O homem está de férias e eu não, o que torna a vida familiar irritante. Não me interpretem mal, não é um caso de invejite, eu não tenho tempo nem para ter inveja. Mas vejo-o numa serenidade flutuante, pouco reactivo às questões do dia-a-dia que continuam a acontecer num registo que não é de férias.
Pedi que fosse ao meu carro montar o isofix para sair com a criança.
Respondeu aquele clássico "já vou...".
Ao ver que nada acontecia, lembrei novamente.
Todo ele serenidade...
Eu a ver o tempo a passar e a sentir aquele crescendo de calores no corpinho.
Todo ele serenidade...
A paciência a esgotar-se e eu a ver que acabaria por ter de tratar do assunto.
Todo ele serenidade...
- Vou sair daqui a 5 MINUTOS!
- OK, OK... eu vou! Onde estão as chaves do carro?
- Na minha mala.
- Mas onde?
- No corredor.
- Eu sei! Mas a mala está cheia de coisas, podes ajudar-me?!!
"A mala está cheia de coisas". Um homem com medo de lá enfiar a mão e acabar com um membro decepado numa daquelas armadilhas dentadas com que caçam animais indomáveis.
Foi então que vesti o meu fato de super-herói e saltei para dentro da mala.
Evitei os lobos de guarda furiosos saltando de árvore em árvore.
Sobrevivi às piranhas lançando um tronco que me permitiu atravessar o lago de morte certa.
Passei pelas trevas de olhos fechados para que os fantasmas não me sugassem a alma.
Consegui atravessar a floresta de espinhos com algumas mazelas, mas sobrevivi.
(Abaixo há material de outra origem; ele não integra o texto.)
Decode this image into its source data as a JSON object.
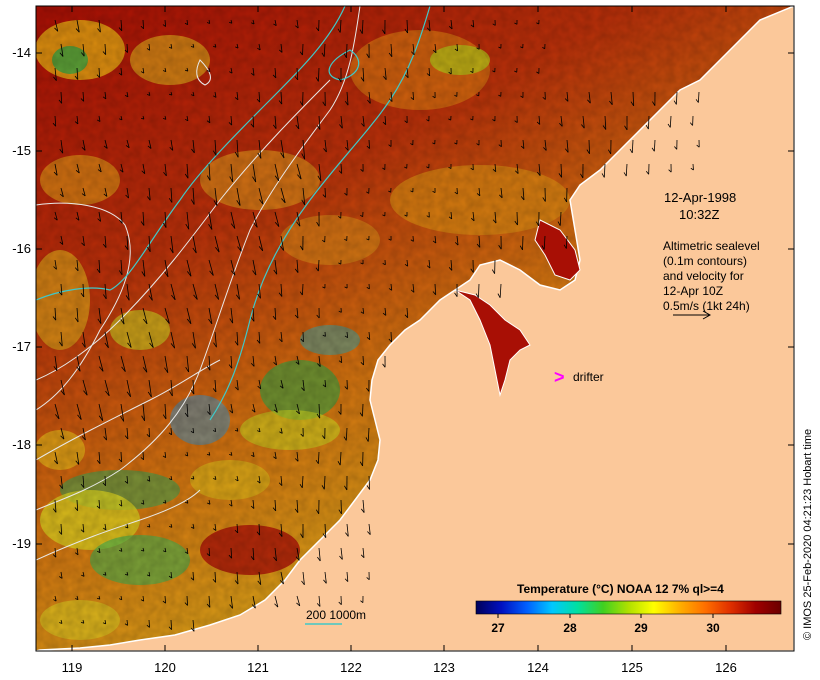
{
  "colors": {
    "land": "#fbc89a",
    "sea_hot": "#a80f05",
    "sea_warm": "#d46a08",
    "sea_mid": "#e6a510",
    "sea_cool": "#c9d41a",
    "sea_cold": "#3aa040",
    "coast": "#ffffff",
    "contour_white": "#e8e8e8",
    "contour_cyan": "#40c8c8",
    "drifter": "#ff00ff",
    "arrow": "#000000"
  },
  "axes": {
    "x_ticks": [
      "119",
      "120",
      "121",
      "122",
      "123",
      "124",
      "125",
      "126"
    ],
    "y_ticks": [
      "-14",
      "-15",
      "-16",
      "-17",
      "-18",
      "-19"
    ]
  },
  "annotations": {
    "date": "12-Apr-1998",
    "time": "10:32Z",
    "legend_lines": [
      "Altimetric sealevel",
      "(0.1m contours)",
      "and velocity for",
      "12-Apr 10Z",
      "0.5m/s (1kt 24h)"
    ],
    "drifter_label": "drifter",
    "drifter_symbol": ">",
    "depth_label": "200  1000m"
  },
  "colorbar": {
    "title": "Temperature (°C) NOAA 12 7% ql>=4",
    "ticks": [
      "27",
      "28",
      "29",
      "30"
    ],
    "stops": [
      "#00005a",
      "#0010c0",
      "#0060ff",
      "#00c8ff",
      "#00e0a0",
      "#40d020",
      "#b0e000",
      "#ffff00",
      "#ffb000",
      "#ff7000",
      "#e03000",
      "#a00000",
      "#6a0000"
    ]
  },
  "credit": "© IMOS 25-Feb-2020 04:21:23 Hobart time"
}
Atravessei a centenária ponte de lianas perante o olhar de crocodilos esfomeados.
Cheguei ao nível dos cães raivosos com a chave do carro no meu horizonte.
Corri o mais que pude, quase sentia os cães tinhosos a morderem os meus calcanhares.
Saltei, trepei e muro e ei-la! A chave do carro na minha mão: triunfei!
Só que não. Abri a mala e dei-lhe as chaves em 0,2 segundos.